In this study, we examined four DNA barcoding regions in Korean Caryophyllaceae species. Ideal DNA barcodes allow for easy amplification and have sufficient variable sites to identify species [22]. Across taxa, all regions were well amplified with universal primers and sequences were obtained successfully. These results corresponded with the criteria for easy amplification. However, when considering their discriminatory ability, the combination of ITS was deemed as the optimal DNA barcode, with 71.43 to 75.32% in the phylogenetic analyses (Table 3). The best close match supported such a result of phylogenetic analysis, although there are some differences between the two analyses (Table 3). This identification resolution was comparable to that of other angiosperm taxa [45,46,47]. ITS is well known to have many informative sites; therefore, this region has previously been suggested as a DNA barcode in other plants because of its high resolution [47,48,49,50,51]. These results may have been influenced by the mutation rate of ITS being higher than that of chloroplast genes (rbcL and matK) [52,53]. Similar to the results of previous studies, our results showed a higher discriminatory power when using ITS (>72%) than when using only chloroplast DNA regions (<61%) (Table 3). A low amplification rate of ITS has occasionally been reported according to the taxon [54], although such a problem was not observed in this study.
Although the addition of the psbA–trnH region (74.03%) did not improve the ability of species identification when compared with using only ITS (74.03%), this region did enhance discriminatory power at the genus level (Table 3). In the ITS and ITS + rbcL trees, Silene oliganthella Nakai ex Kitag. was not well distinguished from the congeneric species Silene fasciculata Nakai and Silene jenisseensis Willd. because of its short branch (Figure 4 and Figure 5). Meanwhile, Silene oliganthella diverged deeply from the latter with a long branch on the ITS + psbA–trnH tree (Figure S15). However, such expectations require caution, considering that only one sample of Silene oliganthella was included in the present study. In addition, with regard to taxonomy, the species was regarded as a variety or synonym of Silene jenisseensis [55]. Despite considerable sequence variation in psbA–trnH attributed to divergence among Silene species, simultaneous high variation within species disturbed precise identification in the case of Pseudostellaria.

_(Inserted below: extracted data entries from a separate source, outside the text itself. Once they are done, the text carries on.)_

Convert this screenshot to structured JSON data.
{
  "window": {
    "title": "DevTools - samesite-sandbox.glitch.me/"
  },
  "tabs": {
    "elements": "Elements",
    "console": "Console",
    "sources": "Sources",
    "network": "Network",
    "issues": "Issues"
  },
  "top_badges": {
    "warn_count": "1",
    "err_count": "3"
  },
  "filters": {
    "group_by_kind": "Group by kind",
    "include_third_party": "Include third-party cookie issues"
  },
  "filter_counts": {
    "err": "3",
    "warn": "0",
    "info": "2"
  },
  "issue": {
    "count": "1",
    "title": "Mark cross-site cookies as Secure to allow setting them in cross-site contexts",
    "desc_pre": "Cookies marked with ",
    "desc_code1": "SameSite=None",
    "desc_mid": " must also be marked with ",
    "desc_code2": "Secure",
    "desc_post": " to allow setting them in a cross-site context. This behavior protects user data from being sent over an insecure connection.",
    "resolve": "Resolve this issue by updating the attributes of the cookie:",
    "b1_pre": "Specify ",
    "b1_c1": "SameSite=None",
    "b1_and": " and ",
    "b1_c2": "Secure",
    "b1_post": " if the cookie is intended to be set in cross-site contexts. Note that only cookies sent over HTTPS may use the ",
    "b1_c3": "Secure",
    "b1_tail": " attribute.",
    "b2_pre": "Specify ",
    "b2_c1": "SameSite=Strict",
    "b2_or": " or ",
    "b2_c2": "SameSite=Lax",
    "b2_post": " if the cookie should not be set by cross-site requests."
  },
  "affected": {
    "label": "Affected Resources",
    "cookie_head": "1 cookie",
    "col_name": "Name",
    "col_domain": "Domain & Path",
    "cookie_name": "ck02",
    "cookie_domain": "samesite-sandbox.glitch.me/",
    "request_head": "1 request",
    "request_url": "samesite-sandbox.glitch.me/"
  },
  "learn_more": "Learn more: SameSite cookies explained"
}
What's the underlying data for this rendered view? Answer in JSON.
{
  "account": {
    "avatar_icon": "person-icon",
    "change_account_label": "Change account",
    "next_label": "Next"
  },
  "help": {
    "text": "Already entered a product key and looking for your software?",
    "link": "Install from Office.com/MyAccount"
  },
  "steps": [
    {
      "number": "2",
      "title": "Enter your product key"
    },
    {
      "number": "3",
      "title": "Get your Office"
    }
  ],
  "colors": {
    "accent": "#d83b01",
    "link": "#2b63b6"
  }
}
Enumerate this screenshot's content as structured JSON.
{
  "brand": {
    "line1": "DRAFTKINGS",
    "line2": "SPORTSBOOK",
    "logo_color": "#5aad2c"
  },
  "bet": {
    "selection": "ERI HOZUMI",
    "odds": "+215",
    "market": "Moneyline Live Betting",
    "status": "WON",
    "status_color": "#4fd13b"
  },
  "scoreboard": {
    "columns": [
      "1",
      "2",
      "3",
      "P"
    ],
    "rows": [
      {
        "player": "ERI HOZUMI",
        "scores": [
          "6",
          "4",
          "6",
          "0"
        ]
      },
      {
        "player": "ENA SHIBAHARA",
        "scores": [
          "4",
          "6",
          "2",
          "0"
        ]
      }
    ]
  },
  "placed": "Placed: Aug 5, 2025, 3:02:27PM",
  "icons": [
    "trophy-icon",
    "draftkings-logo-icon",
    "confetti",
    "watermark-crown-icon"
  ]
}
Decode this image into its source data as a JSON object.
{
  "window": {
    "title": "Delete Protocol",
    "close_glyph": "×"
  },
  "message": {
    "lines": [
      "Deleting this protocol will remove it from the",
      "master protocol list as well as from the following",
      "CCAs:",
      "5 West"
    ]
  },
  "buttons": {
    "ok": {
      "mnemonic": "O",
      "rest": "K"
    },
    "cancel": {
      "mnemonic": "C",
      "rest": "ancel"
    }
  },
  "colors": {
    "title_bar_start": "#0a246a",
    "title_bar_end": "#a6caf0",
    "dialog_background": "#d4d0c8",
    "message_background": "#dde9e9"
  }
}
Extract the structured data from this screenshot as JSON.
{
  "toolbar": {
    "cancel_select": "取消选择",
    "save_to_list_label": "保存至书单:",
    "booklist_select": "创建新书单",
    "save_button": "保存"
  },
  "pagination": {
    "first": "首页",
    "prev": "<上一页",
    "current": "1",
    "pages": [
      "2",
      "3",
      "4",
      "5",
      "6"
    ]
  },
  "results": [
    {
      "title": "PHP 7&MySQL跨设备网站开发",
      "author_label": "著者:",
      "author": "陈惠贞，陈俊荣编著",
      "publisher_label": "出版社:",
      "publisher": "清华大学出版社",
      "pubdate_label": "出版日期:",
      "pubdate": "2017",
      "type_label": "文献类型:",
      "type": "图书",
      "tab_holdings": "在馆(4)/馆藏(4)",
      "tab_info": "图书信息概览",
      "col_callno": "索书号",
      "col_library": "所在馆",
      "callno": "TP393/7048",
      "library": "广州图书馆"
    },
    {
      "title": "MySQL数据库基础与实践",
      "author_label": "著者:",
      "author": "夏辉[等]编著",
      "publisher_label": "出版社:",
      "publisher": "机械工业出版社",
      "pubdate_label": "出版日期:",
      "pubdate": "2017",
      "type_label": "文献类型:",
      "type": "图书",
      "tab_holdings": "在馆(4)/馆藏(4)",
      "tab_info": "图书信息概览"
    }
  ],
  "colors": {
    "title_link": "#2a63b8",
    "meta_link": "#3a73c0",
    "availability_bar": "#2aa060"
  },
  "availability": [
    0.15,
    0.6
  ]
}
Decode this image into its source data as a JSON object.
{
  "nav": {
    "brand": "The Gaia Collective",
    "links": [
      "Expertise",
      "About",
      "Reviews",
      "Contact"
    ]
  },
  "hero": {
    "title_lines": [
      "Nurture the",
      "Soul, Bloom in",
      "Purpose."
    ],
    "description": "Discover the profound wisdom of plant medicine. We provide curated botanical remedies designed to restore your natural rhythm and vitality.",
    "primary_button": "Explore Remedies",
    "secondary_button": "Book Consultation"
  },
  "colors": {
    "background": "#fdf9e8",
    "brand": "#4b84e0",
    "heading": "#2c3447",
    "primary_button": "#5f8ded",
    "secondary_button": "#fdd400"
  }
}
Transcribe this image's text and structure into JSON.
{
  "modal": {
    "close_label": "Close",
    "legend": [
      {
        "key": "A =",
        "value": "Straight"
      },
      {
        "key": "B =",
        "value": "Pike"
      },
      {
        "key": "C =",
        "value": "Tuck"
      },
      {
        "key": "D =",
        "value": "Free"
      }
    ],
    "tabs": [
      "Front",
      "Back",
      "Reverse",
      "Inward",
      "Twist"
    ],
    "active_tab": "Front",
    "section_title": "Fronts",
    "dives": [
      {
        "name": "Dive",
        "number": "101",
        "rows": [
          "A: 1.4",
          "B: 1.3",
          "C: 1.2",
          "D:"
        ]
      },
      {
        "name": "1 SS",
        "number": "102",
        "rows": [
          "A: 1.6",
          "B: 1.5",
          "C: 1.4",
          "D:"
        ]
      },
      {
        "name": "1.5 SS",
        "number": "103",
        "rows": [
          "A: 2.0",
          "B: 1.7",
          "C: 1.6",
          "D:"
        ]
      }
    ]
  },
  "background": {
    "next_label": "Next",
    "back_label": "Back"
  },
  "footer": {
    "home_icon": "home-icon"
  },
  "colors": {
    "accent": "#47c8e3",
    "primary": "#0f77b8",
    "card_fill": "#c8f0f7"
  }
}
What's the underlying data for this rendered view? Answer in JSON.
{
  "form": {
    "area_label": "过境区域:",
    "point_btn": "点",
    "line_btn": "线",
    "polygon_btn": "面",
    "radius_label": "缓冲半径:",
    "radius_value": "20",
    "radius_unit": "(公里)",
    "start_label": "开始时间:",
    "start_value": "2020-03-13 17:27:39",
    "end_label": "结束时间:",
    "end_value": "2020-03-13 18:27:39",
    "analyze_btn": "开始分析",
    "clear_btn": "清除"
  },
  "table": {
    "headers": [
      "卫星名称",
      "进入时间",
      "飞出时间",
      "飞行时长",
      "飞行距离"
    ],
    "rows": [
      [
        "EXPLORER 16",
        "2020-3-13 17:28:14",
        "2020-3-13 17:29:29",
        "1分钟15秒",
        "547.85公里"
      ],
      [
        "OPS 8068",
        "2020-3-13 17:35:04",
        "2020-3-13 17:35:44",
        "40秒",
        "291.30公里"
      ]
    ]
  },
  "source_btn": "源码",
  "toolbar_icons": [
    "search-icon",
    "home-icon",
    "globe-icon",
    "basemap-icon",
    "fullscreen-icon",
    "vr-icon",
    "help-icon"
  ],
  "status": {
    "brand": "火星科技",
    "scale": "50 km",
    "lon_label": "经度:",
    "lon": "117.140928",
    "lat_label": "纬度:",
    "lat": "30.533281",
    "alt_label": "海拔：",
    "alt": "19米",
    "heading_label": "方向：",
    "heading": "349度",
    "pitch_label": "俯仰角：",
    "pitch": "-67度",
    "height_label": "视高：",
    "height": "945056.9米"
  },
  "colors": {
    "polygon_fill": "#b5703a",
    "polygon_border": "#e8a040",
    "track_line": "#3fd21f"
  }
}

Sequence variations within species were detected, although some were shared with individuals of other species. Such a low resolution of psbA–trnH has also been observed in other lineages [56,57]. In addition, bi-directional sequencing of psbA–trnH often failed, which was thought to be due to long mononucleotide repeats [58,59] or a potential loop structure [60]. In fact, slippage after long mononucleotide repeats was observed in Dianthus and Saponaria, whilst a pair of inverted repeats that could form a cruciform shape was found in Cerastium, Sagina, and Spergularia (Figure 1). Therefore, in this study, we suggest ITS as a DNA barcode for Korean Caryophyllaceae species when considering both cost efficiency and discriminatory power, such as previous DNA barcoding studies [47,48,49,50,51]. Furthermore, using rbcL is recommended for better resolution (Table 3). In addition, psbA–trnH could be used as a supplementary region for the identification of a genus such as Silene. It is probable when considering the high degree of species identification in the best close match (Table 3). When considering cases where two DNA barcode regions were combined, it was supported by the ASAP result that the highest degree of species partitioning (37) was observed in ITS + psbA–trnH (under the best ASAP score).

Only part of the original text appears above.